Par déclaration reçue au greffe le 30 juillet 2015, M. B C a interjeté appel de la décision.
Par arrêt avant dire droit du 23 juin 2016, la Cour a invité les parties à fournir toutes pièces, explications qu’elles jugeront utiles sur un moyen relevé d’office relatif à l’éventuelle nullité de l’acte introductif d’instance du jugement déféré, ayant constaté l’inexistence du syndicat de copropriété.
La procédure a été clôturée le 30 janvier 2017.
MOYENS ET PRÉTENTIONS
Vu les conclusions déposées au greffe le 8 août 2016 au nom de M. B C, demandant à la Cour notamment de :
— dire et juger que le jugement entrepris n’est pas atteint de nullité,
— dire et juger que la société Elegna Immo, n’ayant pu représenter à l’instance le syndicat des copropriétaires inexistant, doit être considérée comme partie à l’instance à titre personnel,
— dire et juger que cette société est irrecevable à contester devant la Cour les écritures prises à propos du même litige, en vertu du principe de l’Estoppel,
— la déclarer irrecevable et en tout cas mal fondée en toutes ses demandes et en son appel incident,
— réformer le jugement entrepris, juger qu’il n’existe pas de syndicat des copropriétaires,
— la débouter de toutes ses demandes,
— la condamner, et subsidiairement le prétendu syndicat des copropriétaires, à lui payer la somme de 10 000 € à titre de dommages-intérêts pour procédure abusive au nom d’une personne inexistante,
— la condamner, et subsidiairement le prétendu syndicat des copropriétaires, à lui payer toutes sommes qu’il pourrait être amené à payer en vertu du jugement entrepris ou de l’ordonnance du premier président de la cour d’appel de Chambéry ayant rejeté la demande de suspension de l’exécution provisoire,
— la condamner, et subsidiairement le syndicat des copropriétaires, à lui payer la somme de 10 000 € au titre de l’article 700 du code de procédure civile,
— la condamner aux dépens de première instance et d’appel avec distraction au profit de son avocat.

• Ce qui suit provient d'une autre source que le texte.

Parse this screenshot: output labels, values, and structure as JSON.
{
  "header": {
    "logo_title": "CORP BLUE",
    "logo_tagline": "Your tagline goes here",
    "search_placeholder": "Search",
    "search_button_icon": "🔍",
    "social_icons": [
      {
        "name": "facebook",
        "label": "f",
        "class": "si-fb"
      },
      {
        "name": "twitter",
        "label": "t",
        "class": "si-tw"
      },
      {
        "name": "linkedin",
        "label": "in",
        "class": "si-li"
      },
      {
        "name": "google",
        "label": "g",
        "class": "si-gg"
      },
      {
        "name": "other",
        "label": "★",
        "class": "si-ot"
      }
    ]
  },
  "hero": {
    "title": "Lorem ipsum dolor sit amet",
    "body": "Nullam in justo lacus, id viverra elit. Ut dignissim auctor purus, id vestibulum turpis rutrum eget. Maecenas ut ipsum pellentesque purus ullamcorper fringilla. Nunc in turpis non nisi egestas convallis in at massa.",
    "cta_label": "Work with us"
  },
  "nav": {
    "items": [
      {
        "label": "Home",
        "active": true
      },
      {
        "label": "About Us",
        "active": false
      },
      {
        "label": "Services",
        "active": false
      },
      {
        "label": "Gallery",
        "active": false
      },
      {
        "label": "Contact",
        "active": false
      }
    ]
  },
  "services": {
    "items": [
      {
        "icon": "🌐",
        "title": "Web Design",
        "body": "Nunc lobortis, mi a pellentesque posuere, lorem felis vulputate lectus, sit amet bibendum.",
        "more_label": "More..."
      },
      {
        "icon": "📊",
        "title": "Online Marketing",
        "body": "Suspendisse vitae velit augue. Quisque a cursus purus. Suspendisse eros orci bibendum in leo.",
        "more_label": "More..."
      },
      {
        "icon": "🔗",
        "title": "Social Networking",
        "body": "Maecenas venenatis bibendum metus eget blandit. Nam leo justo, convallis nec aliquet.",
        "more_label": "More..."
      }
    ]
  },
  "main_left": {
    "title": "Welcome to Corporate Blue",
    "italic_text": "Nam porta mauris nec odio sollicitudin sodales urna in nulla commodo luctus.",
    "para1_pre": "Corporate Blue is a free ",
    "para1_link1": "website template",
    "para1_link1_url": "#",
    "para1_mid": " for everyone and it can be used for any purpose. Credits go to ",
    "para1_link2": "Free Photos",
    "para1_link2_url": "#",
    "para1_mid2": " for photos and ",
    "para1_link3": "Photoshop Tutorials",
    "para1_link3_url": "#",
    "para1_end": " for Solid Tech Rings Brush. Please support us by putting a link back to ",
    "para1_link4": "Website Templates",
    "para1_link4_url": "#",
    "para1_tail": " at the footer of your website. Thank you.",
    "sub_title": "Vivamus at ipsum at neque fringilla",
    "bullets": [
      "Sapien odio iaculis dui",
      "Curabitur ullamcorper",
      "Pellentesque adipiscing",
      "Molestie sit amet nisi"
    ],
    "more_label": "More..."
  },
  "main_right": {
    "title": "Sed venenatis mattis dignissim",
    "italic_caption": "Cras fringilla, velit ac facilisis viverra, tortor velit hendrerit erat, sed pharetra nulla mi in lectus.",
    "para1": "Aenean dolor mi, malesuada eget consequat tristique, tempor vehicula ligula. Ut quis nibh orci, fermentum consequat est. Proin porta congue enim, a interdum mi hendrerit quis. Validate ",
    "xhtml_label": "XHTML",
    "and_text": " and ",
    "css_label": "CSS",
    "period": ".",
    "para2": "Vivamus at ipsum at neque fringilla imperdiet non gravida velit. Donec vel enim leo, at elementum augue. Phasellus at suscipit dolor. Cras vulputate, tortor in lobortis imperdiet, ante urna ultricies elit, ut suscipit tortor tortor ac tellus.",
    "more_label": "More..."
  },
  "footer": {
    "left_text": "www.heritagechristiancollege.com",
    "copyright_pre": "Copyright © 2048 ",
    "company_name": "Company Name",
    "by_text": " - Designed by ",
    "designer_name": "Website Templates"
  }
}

Vu les conclusions déposées au greffe le 30 décembre 2015 au nom du syndicat des copropriétaires de l’immeuble ' Chalets X ', demandant à la Cour notamment de : – confirmer le jugement déféré pour ce qui concerne les condamnations prononcées,
— le rectifier en ce qu’il a par erreur matérielle mentionnée que les débats ont eu lieu le 17 juin 2015 alors qu’ils se sont déroulés le 25 juin 2015,
— faire droit à son appel incident, condamner M. B C à lui payer la somme complémentaire de 1200 € à titre de dommages-intérêts pour appel abusif et celle de 2500 € sur le fondement de l’article 700 du code de procédure civile pour les frais irrépétibles exposés à l’occasion de l’instance d’appel,
— le condamner aux dépens de première instance et d’appel avec distraction au profit de son avocat.
MOTIFS DE L’ARRET
Aux termes de l’article 1er de la loi numéro 65-557 du 10 juillet 1965 fixant le statut de la copropriété des immeubles bâtis, « La présente loi régit tout immeuble bâti ou groupe d’immeubles bâtis dont la propriété est répartie, entre plusieurs personnes, par lots comprenant chacun une partie privative et une quote-part de parties communes.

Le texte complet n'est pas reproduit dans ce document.